Predictors of Quality of Life in Patients with Treated Cushing's Disease

Program: Abstracts - Orals, Featured Poster Presentations, and Posters
Session: MON 88-111-Cushing's Disease & Non-Functioning Hypothalamus-Pituitary Tumors
Clinical
Monday, June 17, 2013: 1:45 PM-3:45 PM
Expo Halls ABC (Moscone Center)

Poster Board MON-93
Alessia Carluccio*1, Nina K. Sundaram2, Sumedha Chablani2, Levana G. Amrock2, Jessica K. Lambert2, Kalmon D. Post2 and Eliza B. Geer2
1Mount Sinai Medical Center, New York, NY, 2Icahn School of Medicine at Mount Sinai, New York, NY
Background: Prolonged exposure to glucocorticoids in Cushing’s Disease (CD) is associated with significant physical and psychological impairment. Despite treatment, many patients have persistent reductions in quality of life (QoL). Identifying predictors of QoL is paramount to the comprehensive long-term management of these patents.

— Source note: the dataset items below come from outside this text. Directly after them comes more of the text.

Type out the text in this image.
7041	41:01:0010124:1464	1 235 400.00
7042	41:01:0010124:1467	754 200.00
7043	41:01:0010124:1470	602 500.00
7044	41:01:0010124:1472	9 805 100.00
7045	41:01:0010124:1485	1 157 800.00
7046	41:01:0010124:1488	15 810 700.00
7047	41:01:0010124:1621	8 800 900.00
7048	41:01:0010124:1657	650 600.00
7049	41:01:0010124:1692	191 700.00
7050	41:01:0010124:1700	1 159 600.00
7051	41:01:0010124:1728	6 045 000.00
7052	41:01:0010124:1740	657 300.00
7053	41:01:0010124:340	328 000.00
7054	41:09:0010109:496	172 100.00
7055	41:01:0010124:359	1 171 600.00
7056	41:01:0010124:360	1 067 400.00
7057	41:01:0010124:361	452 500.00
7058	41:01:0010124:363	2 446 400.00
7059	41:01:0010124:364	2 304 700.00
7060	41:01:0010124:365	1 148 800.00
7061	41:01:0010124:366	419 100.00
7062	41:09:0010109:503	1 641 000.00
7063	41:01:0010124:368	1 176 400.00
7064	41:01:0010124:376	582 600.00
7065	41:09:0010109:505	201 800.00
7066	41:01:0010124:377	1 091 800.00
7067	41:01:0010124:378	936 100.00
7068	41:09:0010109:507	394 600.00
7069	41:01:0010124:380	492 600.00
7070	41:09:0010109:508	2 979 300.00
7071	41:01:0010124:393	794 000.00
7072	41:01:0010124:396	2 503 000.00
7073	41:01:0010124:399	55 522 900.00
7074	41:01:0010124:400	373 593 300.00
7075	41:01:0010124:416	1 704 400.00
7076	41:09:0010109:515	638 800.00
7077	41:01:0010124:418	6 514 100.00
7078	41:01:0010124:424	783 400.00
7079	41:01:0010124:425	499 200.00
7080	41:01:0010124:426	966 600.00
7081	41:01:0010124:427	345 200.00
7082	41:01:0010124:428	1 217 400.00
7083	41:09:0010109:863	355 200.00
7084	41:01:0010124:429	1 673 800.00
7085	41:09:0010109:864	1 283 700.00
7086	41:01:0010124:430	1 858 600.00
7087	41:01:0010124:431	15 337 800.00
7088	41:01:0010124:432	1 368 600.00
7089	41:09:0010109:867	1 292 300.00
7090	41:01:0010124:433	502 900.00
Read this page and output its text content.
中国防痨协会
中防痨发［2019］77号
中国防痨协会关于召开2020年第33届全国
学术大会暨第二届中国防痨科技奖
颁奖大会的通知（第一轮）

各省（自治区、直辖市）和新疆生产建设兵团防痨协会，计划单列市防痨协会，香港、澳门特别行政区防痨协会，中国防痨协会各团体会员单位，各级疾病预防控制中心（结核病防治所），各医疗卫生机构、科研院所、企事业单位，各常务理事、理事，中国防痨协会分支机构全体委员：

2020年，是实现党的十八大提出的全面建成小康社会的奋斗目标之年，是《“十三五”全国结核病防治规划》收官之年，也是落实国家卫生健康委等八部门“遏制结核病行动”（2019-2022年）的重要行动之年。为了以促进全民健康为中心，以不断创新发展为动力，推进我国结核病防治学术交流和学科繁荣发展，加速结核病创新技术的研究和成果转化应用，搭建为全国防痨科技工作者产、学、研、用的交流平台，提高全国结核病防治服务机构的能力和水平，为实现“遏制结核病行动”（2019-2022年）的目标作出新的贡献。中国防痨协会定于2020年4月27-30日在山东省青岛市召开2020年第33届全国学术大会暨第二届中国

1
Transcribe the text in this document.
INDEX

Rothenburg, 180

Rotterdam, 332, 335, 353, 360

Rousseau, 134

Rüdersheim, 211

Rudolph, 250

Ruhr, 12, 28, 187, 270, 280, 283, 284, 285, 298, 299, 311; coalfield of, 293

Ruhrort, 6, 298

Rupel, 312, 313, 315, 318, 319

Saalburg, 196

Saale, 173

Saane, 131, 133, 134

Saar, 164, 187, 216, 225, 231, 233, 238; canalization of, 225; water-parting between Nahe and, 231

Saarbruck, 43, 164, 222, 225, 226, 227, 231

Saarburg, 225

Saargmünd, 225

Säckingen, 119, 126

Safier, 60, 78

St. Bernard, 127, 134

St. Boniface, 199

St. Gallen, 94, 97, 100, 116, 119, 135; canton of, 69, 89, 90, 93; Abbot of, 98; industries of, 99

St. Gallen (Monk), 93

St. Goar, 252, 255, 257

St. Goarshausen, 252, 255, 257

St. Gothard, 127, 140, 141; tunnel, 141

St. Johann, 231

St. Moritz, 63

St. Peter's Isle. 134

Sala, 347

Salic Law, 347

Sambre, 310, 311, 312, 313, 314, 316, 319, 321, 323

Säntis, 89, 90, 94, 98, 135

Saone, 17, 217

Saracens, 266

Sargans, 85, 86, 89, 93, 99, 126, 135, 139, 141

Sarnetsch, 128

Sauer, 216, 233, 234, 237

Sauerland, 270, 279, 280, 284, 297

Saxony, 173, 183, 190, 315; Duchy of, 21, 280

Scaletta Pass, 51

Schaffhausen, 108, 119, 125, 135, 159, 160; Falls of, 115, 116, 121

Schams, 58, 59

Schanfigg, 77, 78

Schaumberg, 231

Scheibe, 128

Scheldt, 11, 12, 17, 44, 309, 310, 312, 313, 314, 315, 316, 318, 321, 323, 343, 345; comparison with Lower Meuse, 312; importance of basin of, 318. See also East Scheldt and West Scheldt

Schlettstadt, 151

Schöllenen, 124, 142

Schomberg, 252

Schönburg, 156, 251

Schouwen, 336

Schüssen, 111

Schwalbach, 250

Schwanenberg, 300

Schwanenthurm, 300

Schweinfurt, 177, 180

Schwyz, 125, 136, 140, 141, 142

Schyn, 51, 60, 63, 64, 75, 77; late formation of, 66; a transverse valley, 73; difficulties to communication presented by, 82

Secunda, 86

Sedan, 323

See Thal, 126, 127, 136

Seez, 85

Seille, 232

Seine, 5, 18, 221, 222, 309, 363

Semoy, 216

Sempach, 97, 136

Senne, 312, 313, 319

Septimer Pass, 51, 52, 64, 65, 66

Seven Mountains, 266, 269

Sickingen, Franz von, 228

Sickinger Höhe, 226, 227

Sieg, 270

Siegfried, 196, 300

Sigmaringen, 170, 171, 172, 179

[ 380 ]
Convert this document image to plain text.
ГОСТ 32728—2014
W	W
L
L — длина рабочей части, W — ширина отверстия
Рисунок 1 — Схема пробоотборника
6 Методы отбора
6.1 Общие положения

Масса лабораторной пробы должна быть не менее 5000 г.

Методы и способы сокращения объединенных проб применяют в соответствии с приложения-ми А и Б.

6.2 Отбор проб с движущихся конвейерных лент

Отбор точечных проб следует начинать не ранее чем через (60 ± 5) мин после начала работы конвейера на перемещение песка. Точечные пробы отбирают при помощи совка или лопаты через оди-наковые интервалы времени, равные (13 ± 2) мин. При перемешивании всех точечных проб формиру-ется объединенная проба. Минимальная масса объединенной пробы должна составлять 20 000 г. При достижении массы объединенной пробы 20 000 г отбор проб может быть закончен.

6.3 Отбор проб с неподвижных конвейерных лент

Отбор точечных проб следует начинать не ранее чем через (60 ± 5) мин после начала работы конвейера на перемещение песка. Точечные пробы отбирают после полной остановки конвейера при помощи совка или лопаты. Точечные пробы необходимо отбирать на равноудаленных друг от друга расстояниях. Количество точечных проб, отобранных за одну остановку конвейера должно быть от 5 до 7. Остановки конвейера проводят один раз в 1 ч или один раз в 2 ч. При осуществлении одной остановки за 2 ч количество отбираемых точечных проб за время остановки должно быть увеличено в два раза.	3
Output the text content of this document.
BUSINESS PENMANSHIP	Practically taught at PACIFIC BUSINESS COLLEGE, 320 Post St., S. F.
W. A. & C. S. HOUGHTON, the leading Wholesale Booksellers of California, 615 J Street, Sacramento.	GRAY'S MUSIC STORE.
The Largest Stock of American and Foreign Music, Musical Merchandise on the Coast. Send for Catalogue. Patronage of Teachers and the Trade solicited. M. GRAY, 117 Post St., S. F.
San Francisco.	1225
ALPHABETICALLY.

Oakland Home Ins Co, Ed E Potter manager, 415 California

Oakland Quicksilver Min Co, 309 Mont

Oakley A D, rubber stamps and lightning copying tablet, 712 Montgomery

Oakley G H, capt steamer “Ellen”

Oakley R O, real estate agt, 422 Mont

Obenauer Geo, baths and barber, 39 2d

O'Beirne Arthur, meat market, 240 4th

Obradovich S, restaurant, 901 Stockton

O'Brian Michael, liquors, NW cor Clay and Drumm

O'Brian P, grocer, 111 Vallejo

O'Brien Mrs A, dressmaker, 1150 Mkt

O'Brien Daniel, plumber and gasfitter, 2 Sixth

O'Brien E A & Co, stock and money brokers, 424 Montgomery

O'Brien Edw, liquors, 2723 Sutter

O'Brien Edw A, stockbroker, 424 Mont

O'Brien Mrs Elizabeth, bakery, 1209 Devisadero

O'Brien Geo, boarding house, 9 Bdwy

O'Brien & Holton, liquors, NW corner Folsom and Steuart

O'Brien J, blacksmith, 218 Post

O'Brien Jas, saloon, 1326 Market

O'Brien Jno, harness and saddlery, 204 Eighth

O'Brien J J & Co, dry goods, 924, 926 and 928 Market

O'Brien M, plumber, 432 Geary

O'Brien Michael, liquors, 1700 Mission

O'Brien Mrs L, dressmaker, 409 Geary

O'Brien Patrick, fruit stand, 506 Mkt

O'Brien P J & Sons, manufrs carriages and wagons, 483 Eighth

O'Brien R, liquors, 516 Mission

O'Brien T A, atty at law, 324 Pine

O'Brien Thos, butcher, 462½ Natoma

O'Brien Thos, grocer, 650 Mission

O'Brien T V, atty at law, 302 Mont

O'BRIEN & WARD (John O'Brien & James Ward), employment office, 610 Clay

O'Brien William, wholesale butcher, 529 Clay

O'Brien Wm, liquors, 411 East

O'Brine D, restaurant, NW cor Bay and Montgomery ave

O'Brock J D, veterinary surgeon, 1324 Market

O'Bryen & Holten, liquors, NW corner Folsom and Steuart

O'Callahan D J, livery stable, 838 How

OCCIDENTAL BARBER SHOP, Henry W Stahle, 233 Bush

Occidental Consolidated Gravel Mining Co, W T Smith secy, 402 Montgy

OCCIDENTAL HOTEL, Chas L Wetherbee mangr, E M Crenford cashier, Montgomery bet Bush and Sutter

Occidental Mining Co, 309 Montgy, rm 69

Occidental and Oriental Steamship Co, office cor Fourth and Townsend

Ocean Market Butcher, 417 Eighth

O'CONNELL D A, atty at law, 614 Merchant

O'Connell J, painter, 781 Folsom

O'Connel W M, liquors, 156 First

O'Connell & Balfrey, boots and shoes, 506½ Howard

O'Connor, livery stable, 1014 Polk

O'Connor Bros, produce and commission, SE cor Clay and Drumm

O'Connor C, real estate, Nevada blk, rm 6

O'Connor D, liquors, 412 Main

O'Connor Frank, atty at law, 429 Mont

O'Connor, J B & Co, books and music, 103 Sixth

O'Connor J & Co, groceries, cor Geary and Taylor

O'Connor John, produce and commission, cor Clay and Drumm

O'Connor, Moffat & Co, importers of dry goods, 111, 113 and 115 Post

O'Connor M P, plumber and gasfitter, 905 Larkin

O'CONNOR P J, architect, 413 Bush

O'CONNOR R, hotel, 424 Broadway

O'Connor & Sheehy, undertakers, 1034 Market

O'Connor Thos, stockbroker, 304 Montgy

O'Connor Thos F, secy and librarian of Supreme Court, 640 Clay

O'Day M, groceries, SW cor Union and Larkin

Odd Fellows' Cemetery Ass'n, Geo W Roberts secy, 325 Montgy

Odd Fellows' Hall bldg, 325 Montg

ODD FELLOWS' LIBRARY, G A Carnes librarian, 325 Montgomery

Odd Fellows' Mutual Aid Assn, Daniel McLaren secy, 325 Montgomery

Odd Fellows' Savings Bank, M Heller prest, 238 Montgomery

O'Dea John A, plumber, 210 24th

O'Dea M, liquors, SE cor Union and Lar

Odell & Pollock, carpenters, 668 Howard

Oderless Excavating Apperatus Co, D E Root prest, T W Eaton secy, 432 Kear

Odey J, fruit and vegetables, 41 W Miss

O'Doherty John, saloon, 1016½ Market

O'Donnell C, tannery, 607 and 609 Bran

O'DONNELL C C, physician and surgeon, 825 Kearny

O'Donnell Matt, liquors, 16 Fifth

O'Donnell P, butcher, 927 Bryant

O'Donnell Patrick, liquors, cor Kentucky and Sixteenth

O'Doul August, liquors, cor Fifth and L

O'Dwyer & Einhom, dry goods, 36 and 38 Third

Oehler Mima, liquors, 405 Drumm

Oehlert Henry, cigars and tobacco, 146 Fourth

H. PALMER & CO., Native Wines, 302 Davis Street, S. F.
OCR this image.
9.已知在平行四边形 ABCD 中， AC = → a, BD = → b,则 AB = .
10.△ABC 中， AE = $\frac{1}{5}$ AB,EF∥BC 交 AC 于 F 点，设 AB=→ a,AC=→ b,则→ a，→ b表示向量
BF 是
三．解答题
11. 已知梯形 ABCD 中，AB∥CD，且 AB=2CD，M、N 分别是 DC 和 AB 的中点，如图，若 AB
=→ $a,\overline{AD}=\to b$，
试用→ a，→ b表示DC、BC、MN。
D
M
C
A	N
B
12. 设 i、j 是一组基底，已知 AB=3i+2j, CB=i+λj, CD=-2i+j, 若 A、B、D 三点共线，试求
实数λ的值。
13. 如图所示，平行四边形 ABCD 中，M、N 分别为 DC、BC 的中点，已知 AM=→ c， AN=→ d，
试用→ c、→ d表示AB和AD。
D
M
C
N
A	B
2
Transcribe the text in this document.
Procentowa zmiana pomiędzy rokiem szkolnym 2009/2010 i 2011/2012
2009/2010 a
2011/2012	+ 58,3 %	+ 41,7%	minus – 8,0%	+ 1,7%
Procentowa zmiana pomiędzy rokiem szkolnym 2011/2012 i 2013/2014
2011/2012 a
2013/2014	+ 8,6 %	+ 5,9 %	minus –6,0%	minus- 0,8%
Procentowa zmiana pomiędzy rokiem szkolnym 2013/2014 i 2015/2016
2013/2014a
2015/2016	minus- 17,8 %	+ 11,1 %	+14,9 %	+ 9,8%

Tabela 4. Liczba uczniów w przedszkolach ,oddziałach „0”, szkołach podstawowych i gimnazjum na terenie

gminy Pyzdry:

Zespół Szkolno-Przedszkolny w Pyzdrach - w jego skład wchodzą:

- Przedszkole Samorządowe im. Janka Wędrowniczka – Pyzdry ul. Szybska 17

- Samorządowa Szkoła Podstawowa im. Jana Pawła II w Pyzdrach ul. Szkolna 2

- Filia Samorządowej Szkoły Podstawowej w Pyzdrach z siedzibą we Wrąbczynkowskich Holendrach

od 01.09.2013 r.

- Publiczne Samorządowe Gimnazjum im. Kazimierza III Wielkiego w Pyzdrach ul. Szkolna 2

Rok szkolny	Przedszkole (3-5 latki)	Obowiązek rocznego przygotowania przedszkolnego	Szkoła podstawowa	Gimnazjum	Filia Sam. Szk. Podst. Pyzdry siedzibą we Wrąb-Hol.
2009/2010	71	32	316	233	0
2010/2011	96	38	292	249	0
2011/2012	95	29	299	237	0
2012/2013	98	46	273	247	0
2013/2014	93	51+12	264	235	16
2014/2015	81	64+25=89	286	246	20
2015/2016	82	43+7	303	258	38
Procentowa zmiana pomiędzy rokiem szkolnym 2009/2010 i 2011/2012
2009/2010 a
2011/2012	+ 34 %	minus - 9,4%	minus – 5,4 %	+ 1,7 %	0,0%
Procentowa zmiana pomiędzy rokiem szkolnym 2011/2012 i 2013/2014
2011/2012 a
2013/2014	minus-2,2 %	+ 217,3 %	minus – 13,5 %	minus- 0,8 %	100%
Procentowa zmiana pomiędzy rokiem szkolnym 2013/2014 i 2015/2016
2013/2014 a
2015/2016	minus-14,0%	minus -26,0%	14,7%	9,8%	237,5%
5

Objective: To evaluate and identify predictors for QoL in patients with treated CD.

Methods: A retrospective chart review was conducted of 362 patients who underwent transsphenoidal surgery for CD by a single surgeon. Ninety-three patients (73 women, 20 men, mean age at follow up 50.3 ± 14.7 years, mean time since surgery 7.55 ± 6.03 years) were contacted by phone to complete four mail-in surveys, including a medical history questionnaire and three validated quality of life assessments: Cushing’s QoL Questionnaire (CushingQoL), Hospital Anxiety and Depression Scale (HADS), and Nottingham Health Profile (NHP). Patients were divided into self-identified remission (N=75) and persistent disease (N=18) groups. Mean QoL scores were compared between the two groups with unpaired t-tests. Pearson’s correlation was performed in the whole cohort to assess for predictors of impaired QoL.

Results: Patients with treated CD experienced poor energy (57%), memory (48%) and concentration (43%), difficulty losing weight (49%), anxiety (43%) and depression (34%). Mean CushingQoL score was 57.2 ± 22.6 (0 = worst, 100 = best). When compared to patients with persistent disease, those in remission reported greater CushingQoL (p=0.005) and less depression (p=0.015) but had higher levels of anxiety (p=0.039). BMI negatively correlated with CushingQoL (p=0.009) but positively correlated with general health (p=0.0001). Recovery duration negatively correlated with CushingQoL (p=0.004) and positively correlated with depression (p=0.005) and general health (p=0.002).

Conclusions: Even after treatment, patients with CD reported persistent physical and psychological limitations. Self-assessed remission was associated with less depression but more anxiety compared to persistent disease. Recovery duration, although often viewed as a marker of successful treatment, was associated with reduced QoL and greater depression. These parameters may be helpful in identifying at-risk subgroups for psychological comorbidities. Continued evaluation of QoL and its predictors is needed to better understand paradoxical QoL changes that occur in treated CD patients.


Nothing to Disclose: AC, NKS, SC, LGA, JKL, KDP, EBG

*Please take note of The Endocrine Society's News Embargo Policy at http://www.endo-society.org/endo2013/media.cfm

Sources of Research Support: NIH Grant K23 DK 082617 awared to EBG; National Center for Research Resouces Grant TL1TR000068.